Elle se dirigea vers le cheval de Barnes, qui broutait nonchalamment l’herbe haute, attaché à un arbre.
— Un nègre ! fit amèrement Barnes. Et maintenant, tu as envie de coucher avec lui. Mon orgueil en prend un bon coup !
— Snob ! lança-t-elle. De toute façon, tu as peur de continuer… Tu préfères battre en retraite. Comme ça, la prochaine fois que tu verras Edie, tu pourras lui annoncer en toute vérité : Je ne fais plus rien de mal ni de honteux avec ta mère, parole d’honneur ! D’accord ?
Elle monta à cheval, prit les rênes et attendit.
— Tu viens, Hal ?
Une explosion illumina le ciel.
Le cheval s’emballa et Bonny sauta à terre, se projetant le plus loin possible, si bien qu’elle roula jusque dans le taillis. Bruno ! songea-t-elle. Est-ce possible ? Elle se tenait la tête et sanglotait de douleur. Une branche lui avait déchiré le cuir chevelu et le sang lui coulait entre les doigts le long des poignets. Barnes se pencha pour la retourner et l’examiner.
— C’est Bruno ! dit-elle.
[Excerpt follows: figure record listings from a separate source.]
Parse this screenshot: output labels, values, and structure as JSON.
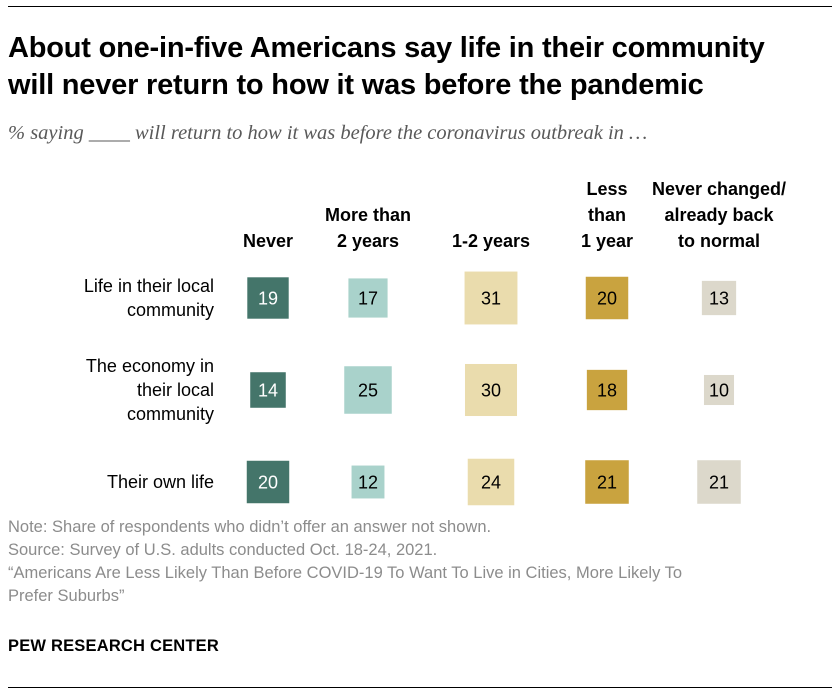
{
  "title_lines": [
    "About one-in-five Americans say life in their community",
    "will never return to how it was before the pandemic"
  ],
  "subtitle": "% saying ____ will return to how it was before the coronavirus outbreak in …",
  "chart_data": {
    "type": "table",
    "columns": [
      {
        "name": "Never",
        "label_lines": [
          "Never"
        ],
        "color": "#44756a",
        "text_color": "#ffffff"
      },
      {
        "name": "More than 2 years",
        "label_lines": [
          "More than",
          "2 years"
        ],
        "color": "#a9d2cb",
        "text_color": "#000000"
      },
      {
        "name": "1-2 years",
        "label_lines": [
          "1-2 years"
        ],
        "color": "#eadcad",
        "text_color": "#000000"
      },
      {
        "name": "Less than 1 year",
        "label_lines": [
          "Less",
          "than",
          "1 year"
        ],
        "color": "#c9a33f",
        "text_color": "#000000"
      },
      {
        "name": "Never changed/already back to normal",
        "label_lines": [
          "Never changed/",
          "already back",
          "to normal"
        ],
        "color": "#dcd8cb",
        "text_color": "#000000"
      }
    ],
    "rows": [
      {
        "label_lines": [
          "Life in their local",
          "community"
        ],
        "values": [
          19,
          17,
          31,
          20,
          13
        ]
      },
      {
        "label_lines": [
          "The economy in",
          "their local",
          "community"
        ],
        "values": [
          14,
          25,
          30,
          18,
          10
        ]
      },
      {
        "label_lines": [
          "Their own life"
        ],
        "values": [
          20,
          12,
          24,
          21,
          21
        ]
      }
    ],
    "unit": "%"
  },
  "notes": {
    "note": "Note: Share of respondents who didn’t offer an answer not shown.",
    "source": "Source: Survey of U.S. adults conducted Oct. 18-24, 2021.",
    "report_lines": [
      "“Americans Are Less Likely Than Before COVID-19 To Want To Live in Cities, More Likely To",
      "Prefer Suburbs”"
    ]
  },
  "brand": "PEW RESEARCH CENTER"
}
Le diable l’emporte ! Il faudra bien qu’on le tue ; ce devrait être fait depuis longtemps… depuis 1970, parce qu’il était déjà fou. (Elle prit son mouchoir pour s’essuyer la tête.) Dieu que j’ai mal, fit-elle. C’était une sacrée chute !
— Et le cheval a filé, observa Barnes.
— C’est un mauvais dieu qui lui a donné ces pouvoirs, quels qu’ils soient, poursuivit-elle. Je sais que c’est lui, Hal. Nous avons vu pas mal de choses surprenantes depuis des années, alors pourquoi pas ceci ? La capacité de recréer la guerre, de la ramener, comme il le disait hier soir. Peut-être nous tient-il enfermés dans un piège temporel. Est-ce possible ? Nous sommes immobilisés ; il est…
Elle se tut car un second éclair blanc traversait le ciel à une vitesse fantastique ; autour d’eux les arbres se courbèrent, fouettèrent, s’inclinèrent encore plus. Elle entendait de vieux troncs qui éclataient.
— Je me demande où est allé le cheval, murmura Barnes en se relevant prudemment pour inspecter les alentours.
— Oublie donc ton cheval ! lança-t-elle. Il va falloir rentrer à pied, c’est évident. Écoute, Hal, peut-être Hoppy pourrait-il intervenir. Il a d’étranges pouvoirs, lui aussi. Je pense que nous devrions aller le renseigner. Il ne tient pas non plus à être incinéré par un dément. Tu n’es pas d’accord ? Je ne vois rien d’autre à faire pour le moment.
— C’est une bonne idée, convint Barnes, mais il continuait à chercher des yeux le cheval ; il ne paraissait pas très attentif à ce qu’elle disait.
— Notre châtiment, fit Bonny.
— Comment ? murmura-t-il.
— Tu sais bien. Pour ce qu’Edie appelle nos actes mauvais et honteux. Je pensais il y a quelques jours… qu’il aurait sans doute mieux valu périr avec les autres ; peut-être est-ce une bonne chose qui nous arrive !
— Voilà le cheval ! dit Barnes en s’éloignant rapidement.
Il attrapa l’animal dont les rênes s’étaient prises à des branches basses.
Le ciel était devenu d’un noir de suie. Elle se rappelait cette coloration, qui n’avait d’ailleurs jamais complètement disparu. Elle s’était seulement atténuée.